The patient and family can use the passport to identify specific triggers for agitation or aggression and tactics that can help prevent or deescalate them. Taking the time at the beginning of the visit to complete this tool is paramount to creating an atmosphere that is familiar to the patient while in the stressful and unfamiliar emergency department environment.
The team also discovered that safe activities for these patients are difficult to identify and locate in the emergency department. That is why they developed Safe Activity Bags, which used along with the BVC, ensure caregivers have safe activities readily available that meet the developmental level of the patient. Explaining the importance of these tools to family members to gain their understanding and partnership is optimal for success.
Provider education and training
Before implementing the new scoring tool and interventions, the workgroup chose a different approach to education and training for their teams. They decided to pilot the tool with a small group of nurses to allow them to adjust and change as needed before making the tools and interventions widely available.
Participating nurses had self-identified as having an interest in caring for pediatric behavioral health patients in the emergency department setting.

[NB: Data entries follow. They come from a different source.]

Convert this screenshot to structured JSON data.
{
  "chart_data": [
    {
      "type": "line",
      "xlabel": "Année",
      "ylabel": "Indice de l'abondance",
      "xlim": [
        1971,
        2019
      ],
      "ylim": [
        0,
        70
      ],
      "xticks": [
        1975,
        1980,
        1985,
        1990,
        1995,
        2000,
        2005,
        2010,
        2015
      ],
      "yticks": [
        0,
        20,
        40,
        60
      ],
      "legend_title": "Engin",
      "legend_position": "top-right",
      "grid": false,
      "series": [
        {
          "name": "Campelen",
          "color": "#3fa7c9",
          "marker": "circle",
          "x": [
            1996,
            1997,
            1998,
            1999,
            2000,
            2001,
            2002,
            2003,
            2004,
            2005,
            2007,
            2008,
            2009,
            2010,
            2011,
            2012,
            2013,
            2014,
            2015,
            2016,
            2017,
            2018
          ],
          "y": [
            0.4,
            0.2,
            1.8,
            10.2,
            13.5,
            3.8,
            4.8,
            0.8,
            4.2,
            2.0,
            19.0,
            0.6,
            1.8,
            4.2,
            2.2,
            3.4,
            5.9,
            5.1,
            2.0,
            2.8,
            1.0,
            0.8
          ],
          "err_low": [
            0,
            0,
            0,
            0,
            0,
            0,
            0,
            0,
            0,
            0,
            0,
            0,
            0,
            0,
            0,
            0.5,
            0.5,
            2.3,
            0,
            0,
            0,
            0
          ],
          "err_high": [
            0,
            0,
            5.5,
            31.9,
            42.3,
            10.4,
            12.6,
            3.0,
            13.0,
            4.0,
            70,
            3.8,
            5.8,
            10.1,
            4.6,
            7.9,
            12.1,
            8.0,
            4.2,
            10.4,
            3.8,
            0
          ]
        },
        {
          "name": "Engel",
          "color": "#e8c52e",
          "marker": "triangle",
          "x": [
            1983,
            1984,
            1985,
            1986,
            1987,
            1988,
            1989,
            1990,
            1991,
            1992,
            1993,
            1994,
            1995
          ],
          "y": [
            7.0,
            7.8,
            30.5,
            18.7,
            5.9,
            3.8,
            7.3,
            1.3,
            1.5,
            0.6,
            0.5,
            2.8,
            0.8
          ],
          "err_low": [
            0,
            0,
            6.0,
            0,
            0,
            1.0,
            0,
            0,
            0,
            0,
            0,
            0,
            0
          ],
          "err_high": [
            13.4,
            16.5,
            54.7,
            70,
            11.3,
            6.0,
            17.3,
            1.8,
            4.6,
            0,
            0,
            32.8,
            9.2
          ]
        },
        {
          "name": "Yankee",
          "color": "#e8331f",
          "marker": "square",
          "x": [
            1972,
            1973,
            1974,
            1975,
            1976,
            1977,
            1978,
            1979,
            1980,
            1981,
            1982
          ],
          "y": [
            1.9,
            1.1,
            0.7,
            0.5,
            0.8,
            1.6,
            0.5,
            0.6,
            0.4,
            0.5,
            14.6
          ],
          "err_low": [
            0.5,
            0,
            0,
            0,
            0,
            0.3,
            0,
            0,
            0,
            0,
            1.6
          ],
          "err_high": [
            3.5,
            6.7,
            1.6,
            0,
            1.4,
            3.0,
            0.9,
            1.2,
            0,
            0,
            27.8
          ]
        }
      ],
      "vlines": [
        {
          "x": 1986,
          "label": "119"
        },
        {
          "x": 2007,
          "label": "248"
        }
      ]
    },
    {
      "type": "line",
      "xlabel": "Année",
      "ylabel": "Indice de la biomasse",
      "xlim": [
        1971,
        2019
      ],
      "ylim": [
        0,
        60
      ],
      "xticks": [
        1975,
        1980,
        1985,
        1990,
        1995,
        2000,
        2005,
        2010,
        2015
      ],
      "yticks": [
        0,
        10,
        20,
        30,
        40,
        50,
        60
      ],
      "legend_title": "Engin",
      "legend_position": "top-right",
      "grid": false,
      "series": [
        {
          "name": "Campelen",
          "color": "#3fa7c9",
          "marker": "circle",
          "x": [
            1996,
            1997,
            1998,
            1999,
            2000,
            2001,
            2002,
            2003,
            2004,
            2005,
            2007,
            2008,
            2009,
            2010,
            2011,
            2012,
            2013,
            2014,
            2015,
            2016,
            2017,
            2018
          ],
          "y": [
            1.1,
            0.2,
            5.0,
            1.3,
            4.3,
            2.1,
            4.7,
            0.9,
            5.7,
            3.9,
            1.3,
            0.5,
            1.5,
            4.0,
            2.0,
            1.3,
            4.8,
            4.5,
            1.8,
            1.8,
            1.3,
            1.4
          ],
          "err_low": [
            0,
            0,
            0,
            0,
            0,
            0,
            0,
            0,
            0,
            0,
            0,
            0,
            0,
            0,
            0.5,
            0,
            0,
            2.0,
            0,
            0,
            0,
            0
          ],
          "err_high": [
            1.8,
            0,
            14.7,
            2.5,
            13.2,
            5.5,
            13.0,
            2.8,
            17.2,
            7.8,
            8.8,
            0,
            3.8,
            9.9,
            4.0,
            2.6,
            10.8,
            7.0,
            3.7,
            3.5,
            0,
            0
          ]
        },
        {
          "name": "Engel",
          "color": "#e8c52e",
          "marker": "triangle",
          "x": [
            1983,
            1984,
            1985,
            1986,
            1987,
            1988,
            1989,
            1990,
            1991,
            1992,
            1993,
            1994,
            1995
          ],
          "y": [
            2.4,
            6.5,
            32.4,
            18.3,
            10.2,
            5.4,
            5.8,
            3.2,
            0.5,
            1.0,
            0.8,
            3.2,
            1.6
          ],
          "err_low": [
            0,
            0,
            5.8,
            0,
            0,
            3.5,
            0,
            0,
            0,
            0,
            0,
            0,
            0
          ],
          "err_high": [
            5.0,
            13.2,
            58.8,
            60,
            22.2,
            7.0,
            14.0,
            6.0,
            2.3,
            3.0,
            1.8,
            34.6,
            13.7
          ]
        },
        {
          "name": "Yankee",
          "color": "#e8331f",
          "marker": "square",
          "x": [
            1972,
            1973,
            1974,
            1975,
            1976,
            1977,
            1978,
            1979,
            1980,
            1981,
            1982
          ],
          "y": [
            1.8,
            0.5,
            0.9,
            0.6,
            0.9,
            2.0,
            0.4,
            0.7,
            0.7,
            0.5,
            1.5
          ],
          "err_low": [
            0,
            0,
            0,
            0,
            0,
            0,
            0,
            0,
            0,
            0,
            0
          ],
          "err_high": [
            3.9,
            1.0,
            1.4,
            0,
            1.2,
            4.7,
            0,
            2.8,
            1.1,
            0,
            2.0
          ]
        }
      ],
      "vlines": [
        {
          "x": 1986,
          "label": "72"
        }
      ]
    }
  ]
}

These nurses would also serve as early adopters of the change in practices.
This approach proved to be successful, and the workgroup made changes based on the nurses’ feedback, which improved the overall care of patients. The group then added more nurses to the pilot. This team of nurses developed into the group’s champions once they implemented the BVC, interventions and medication order sets for all patients who presented to the emergency department with aggression.
Improved behavioral health care
Since implementing the BVC, data indicate the consistent use of the checklist with the hospital’s aggressive patient population has improved the overall care and safety of these patients. The use of score-based interventions has resulted in a 50% decrease in the use of restraints compared to baseline data.
In addition, the overall response from caregivers has been positive, reflecting improvement in their ability to provide effective, standardized care while keeping the needs of each patient in the plan of care.
The hospital also has seen a shift in team culture, with a greater understanding of the needs of patients and how caregivers must adapt the hospital environment in ways that meet each patient’s needs. The health care providers at Monroe Carell Jr. Children’s Hospital at Vanderbilt continue to create an environment that supports patients who present with behavioral health emergencies.
The workgroup learned the importance of training caregivers who have different levels of education, knowledge and comfort levels in providing behavioral health care. The most important lesson learned is that each learner is different, and education must be paired with coaching—sometimes individualized coaching—to achieve understanding and the application of new knowledge into nursing care.
Medication management is just one component of this, and without the full complement of nonpharmacological interventions, success will be limited.
This group also learned that involving patients and families was crucial for this work to succeed. Patients and their families needed to understand and be part of the use of the different tools and interventions. The incorporation of My Health Passport and having a common understanding of how best to communicate and interact with each patient created a positive and collaborative environment.